That was enough to rattle Wall Street, and also Nvidia itself.
It’s not hard to read between the lines. Google’s TPUs might be gaining traction, but Nvidia wants investors, and its customers, to know that it still sees itself as unstoppable.
Brian Kersmanc, a bearish portfolio manager at GQG Partners, had predicted this moment. In an interview with Fortune late last week, he warned that the industry was beginning to recognize Google’s chips as a viable alternative.
“Something I think was very understated in the media, which is fascinating, but Alphabet, Google’s Gemini 3 model, they said that they use their own TPUs to train that model,” Kersmanc said. “So the Nvidia argument is that they’re on all platforms, while arguably the most successful AI company now, which is [Google], didn’t even use GPUs to train their latest model.”
For most of the past decade, Google’s AI chips were treated as a clever in-house tool: fast, efficient, and tightly integrated with Google’s own systems, but not a true threat to Nvidia’s general-purpose GPUs, which monopolize more than 90% of the AI accelerator market.
Part of that is architectural. TPUs are ASICs, custom chips optimized for a narrow set of workloads. Nvidia, in its X post, made sure to underline the contrast.
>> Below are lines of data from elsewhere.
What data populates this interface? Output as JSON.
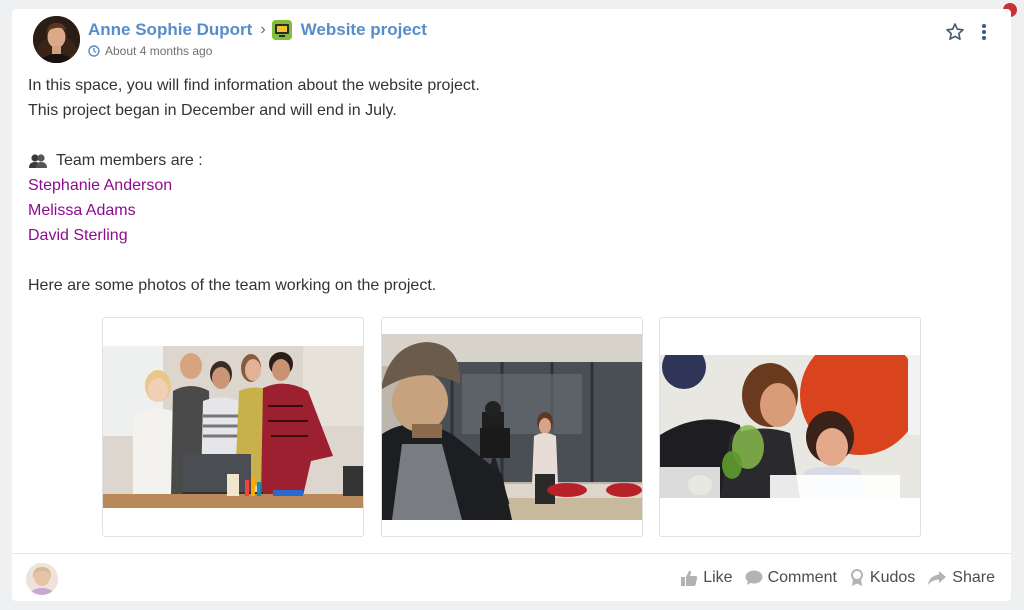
{
  "post": {
    "author": "Anne Sophie Duport",
    "separator": "›",
    "space": "Website project",
    "timestamp": "About 4 months ago",
    "lines": [
      "In this space, you will find information about the website project.",
      "This project began in December and will end in July."
    ],
    "team_label": "Team members are :",
    "members": [
      "Stephanie Anderson",
      "Melissa Adams",
      "David Sterling"
    ],
    "photos_caption": "Here are some photos of the team working on the project."
  },
  "actions": {
    "like": "Like",
    "comment": "Comment",
    "kudos": "Kudos",
    "share": "Share"
  },
  "icons": {
    "favorite": "star-outline-icon",
    "menu": "kebab-menu-icon",
    "clock": "clock-icon",
    "team": "people-icon"
  },
  "colors": {
    "author_link": "#578dc9",
    "member_link": "#8e0b8e",
    "notification": "#c83232"
  }
}
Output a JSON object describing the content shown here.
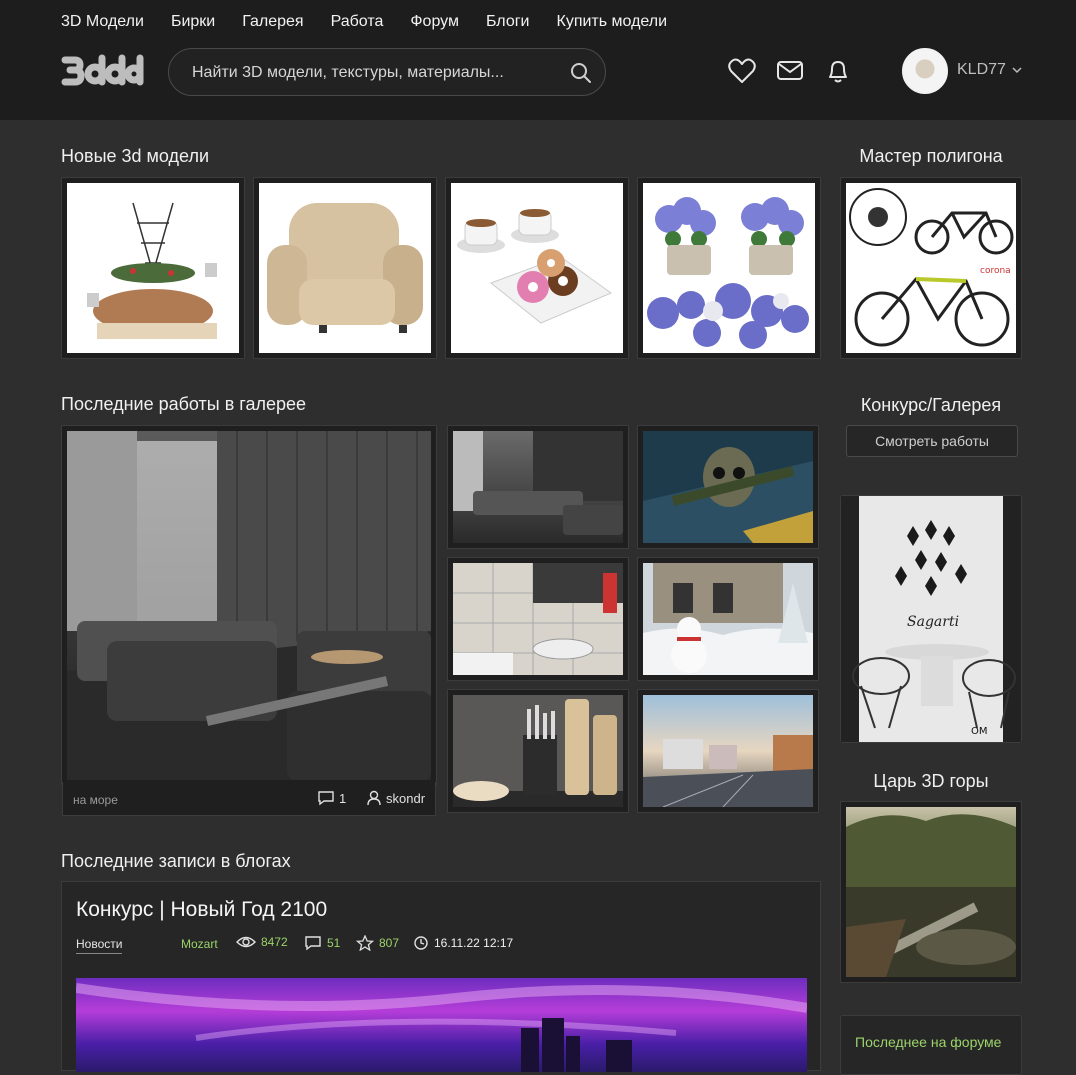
{
  "nav": [
    "3D Модели",
    "Бирки",
    "Галерея",
    "Работа",
    "Форум",
    "Блоги",
    "Купить модели"
  ],
  "search": {
    "placeholder": "Найти 3D модели, текстуры, материалы..."
  },
  "user": {
    "name": "KLD77"
  },
  "sections": {
    "new_models": "Новые 3d модели",
    "gallery": "Последние работы в галерее",
    "blogs": "Последние записи в блогах"
  },
  "sidebar": {
    "master_polygon": "Мастер полигона",
    "contest_gallery": "Конкурс/Галерея",
    "view_works": "Смотреть работы",
    "king_3d": "Царь 3D горы",
    "forum_latest": "Последнее на форуме"
  },
  "gallery_main": {
    "caption": "на море",
    "comments": "1",
    "author": "skondr"
  },
  "blog_post": {
    "title": "Конкурс | Новый Год 2100",
    "category": "Новости",
    "author": "Mozart",
    "views": "8472",
    "comments": "51",
    "rating": "807",
    "date": "16.11.22 12:17"
  },
  "icons": [
    "search-icon",
    "heart-icon",
    "mail-icon",
    "bell-icon",
    "chevron-down-icon",
    "comment-icon",
    "user-icon",
    "eye-icon",
    "star-icon",
    "clock-icon"
  ]
}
“Nvidia offers greater performance, versatility, and fungibility than ASICs,” the company said, positioning its GPUs as the universal option that can train and run any model across cloud, on-premise, and edge environments. Nvidia also pointed to its latest Blackwell architecture, which it insists remains a generation ahead of the field.
The defensive posture wasn’t limited to Google. Behind the scenes, Nvidia has also been quietly fighting another front: a growing feud with Michael Burry, the investor famous for predicting the 2008 housing collapse and a central character in Michael Lewis’s classic The Big Short.
Burry has accused the company of excessive stock-based compensation, inflated depreciation schedules that make data center build-outs appear more profitable, and enabling “circular financing” in the AI startup ecosystem. Nvidia, in its memo, pushed back line by line.